Date posted: April 6, 2017
The General Accountability Office (GAO) recently released a report on the Centers for Medicare and Medicaid Services’ (CMS) data deficiencies surrounding personal care services for Medicaid beneficiaries. The study was initiated due to the rapid growth of long-term care Medicaid spending for in-home and community-based services. In 2015, $75 billion was spent on Medicaid long-term care and this number is expected to grow to $111 billion by 2026. Personal care services are a large subset of long-term, in-home care. These services allow millions of individuals to age in place and maintain their independence by providing assistance with basic life activities. However, personal care services are at high risk for improper payments, including fraudulent claims, because of missing, siloed and inaccurate federal Medicaid claims data. For example, the GAO found more than $4.9 billion in claims submitted without a provider identification number for 2012.

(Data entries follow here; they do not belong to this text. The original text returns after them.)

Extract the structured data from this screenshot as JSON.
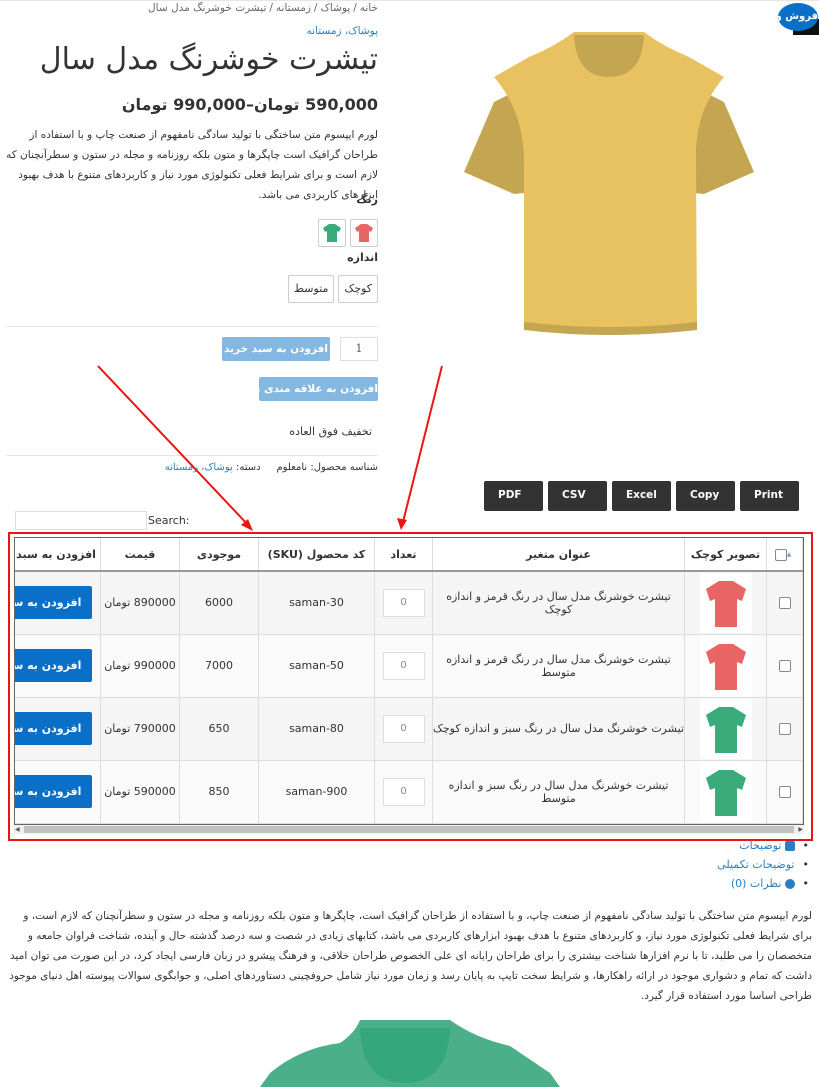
{
  "breadcrumb": [
    "خانه",
    "پوشاک",
    "زمستانه",
    "تیشرت خوشرنگ مدل سال"
  ],
  "category_link": "پوشاک، زمستانه",
  "product": {
    "title": "تیشرت خوشرنگ مدل سال",
    "price_range": "590,000 تومان–990,000 تومان",
    "short_description": "لورم ایپسوم متن ساختگی با تولید سادگی نامفهوم از صنعت چاپ و با استفاده از طراحان گرافیک است چاپگرها و متون بلکه روزنامه و مجله در ستون و سطرآنچنان که لازم است و برای شرایط فعلی تکنولوژی مورد نیاز و کاربردهای متنوع با هدف بهبود ابزارهای کاربردی می باشد.",
    "sale_badge": "فروش ویژه!",
    "main_image_color": "#e8c261"
  },
  "attributes": {
    "color_label": "رنگ",
    "colors": [
      {
        "name": "red",
        "hex": "#e86565"
      },
      {
        "name": "green",
        "hex": "#3aac7c"
      }
    ],
    "size_label": "اندازه",
    "sizes": [
      "کوچک",
      "متوسط"
    ]
  },
  "cart": {
    "quantity": "1",
    "add_to_cart_label": "افزودن به سبد خرید",
    "wishlist_label": "افزودن به علاقه مندی ها",
    "promo_text": "تخفیف فوق العاده"
  },
  "meta": {
    "sku_label": "شناسه محصول:",
    "sku_value": "نامعلوم",
    "category_label": "دسته:",
    "category_value": "پوشاک، زمستانه"
  },
  "export_buttons": [
    "PDF",
    "CSV",
    "Excel",
    "Copy",
    "Print"
  ],
  "search": {
    "label": "Search:",
    "value": ""
  },
  "variations_table": {
    "headers": [
      "",
      "تصویر کوچک",
      "عنوان متغیر",
      "تعداد",
      "کد محصول (SKU)",
      "موجودی",
      "قیمت",
      "افزودن به سبد خرید"
    ],
    "rows": [
      {
        "title": "تیشرت خوشرنگ مدل سال در رنگ قرمز و اندازه کوچک",
        "color": "#e86565",
        "qty": "0",
        "sku": "saman-30",
        "stock": "6000",
        "price": "890000 تومان",
        "cart_label": "افزودن به سبد",
        "badge": "0"
      },
      {
        "title": "تیشرت خوشرنگ مدل سال در رنگ قرمز و اندازه متوسط",
        "color": "#e86565",
        "qty": "0",
        "sku": "saman-50",
        "stock": "7000",
        "price": "990000 تومان",
        "cart_label": "افزودن به سبد",
        "badge": "0"
      },
      {
        "title": "تیشرت خوشرنگ مدل سال در رنگ سبز و اندازه کوچک",
        "color": "#3aac7c",
        "qty": "0",
        "sku": "saman-80",
        "stock": "650",
        "price": "790000 تومان",
        "cart_label": "افزودن به سبد",
        "badge": "0"
      },
      {
        "title": "تیشرت خوشرنگ مدل سال در رنگ سبز و اندازه متوسط",
        "color": "#3aac7c",
        "qty": "0",
        "sku": "saman-900",
        "stock": "850",
        "price": "590000 تومان",
        "cart_label": "افزودن به سبد",
        "badge": "0"
      }
    ]
  },
  "tabs": [
    {
      "label": "توضیحات",
      "icon": "document-icon"
    },
    {
      "label": "توضیحات تکمیلی",
      "icon": ""
    },
    {
      "label": "نظرات (0)",
      "icon": "chat-icon"
    }
  ],
  "long_description": "لورم ایپسوم متن ساختگی با تولید سادگی نامفهوم از صنعت چاپ، و با استفاده از طراحان گرافیک است، چاپگرها و متون بلکه روزنامه و مجله در ستون و سطرآنچنان که لازم است، و برای شرایط فعلی تکنولوژی مورد نیاز، و کاربردهای متنوع با هدف بهبود ابزارهای کاربردی می باشد، کتابهای زیادی در شصت و سه درصد گذشته حال و آینده، شناخت فراوان جامعه و متخصصان را می طلبد، تا با نرم افزارها شناخت بیشتری را برای طراحان رایانه ای علی الخصوص طراحان خلاقی، و فرهنگ پیشرو در زبان فارسی ایجاد کرد، در این صورت می توان امید داشت که تمام و دشواری موجود در ارائه راهکارها، و شرایط سخت تایپ به پایان رسد و زمان مورد نیاز شامل حروفچینی دستاوردهای اصلی، و جوابگوی سوالات پیوسته اهل دنیای موجود طراحی اساسا مورد استفاده قرار گیرد.",
  "bottom_image_color": "#4bb08a",
  "colors": {
    "link": "#2a7fc1",
    "primary_button": "#0a70c7",
    "disabled_button": "#84b8e0",
    "export_button": "#333333",
    "annotation": "#e81515",
    "badge": "#e8384f"
  }
}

The GAO report examines two CMS systems that collect the Medicaid personal care services data and analyzes what the data revealed. The Medicaid Statistical Information System (MSIS) collects provider claims information on services provided to individual Medicaid beneficiaries and state payments for these services. The Medicaid Budget and Expenditure System (MBES) compiles total aggregate Medicaid expenditures across 80 broad service categories for each state. The GAO also reviewed relevant federal guidance and documents, and interviewed CMS officials and researchers to examine how the data could be used for CMS oversight responsibilities.
The GAO reported the following findings:
- CMS does not collect complete or consistent data from states on Medicaid personal care services. The lack of accurate data impairs CMS’s ability to monitor the provision of and spending on these services;
- Untimely, incomplete, inaccurate or inconsistent data led to reporting errors and data gaps. For example, 15% of claims lacked provider identification numbers. Additionally, over 400 different procedure codes were used with widely varying quantity and time periods to identify the services; and
- States’ failure to separately identify expenditures for personal care services constituted two-thirds of discovered errors.
CMS is developing a new Medicaid claims system to replace MSIS and has established a new office for program management and monitoring. However, CMS has not issued guidance on personal care services to address gaps, or made plans to use data for effective oversight and monitoring of personal care expenditures.
The GAO recommended that CMS:
- Establish standard reporting guidance for key data;
- Ensure linkage between data on the provision of services and reported expenditures;
- Ensure state compliance with reporting requirements; and
- Develop plans to use data for oversight.
The Department of Health and Human Services (HHS) agreed that CMS must improve state compliance with reporting requirements and develop plans for CMS to use the data.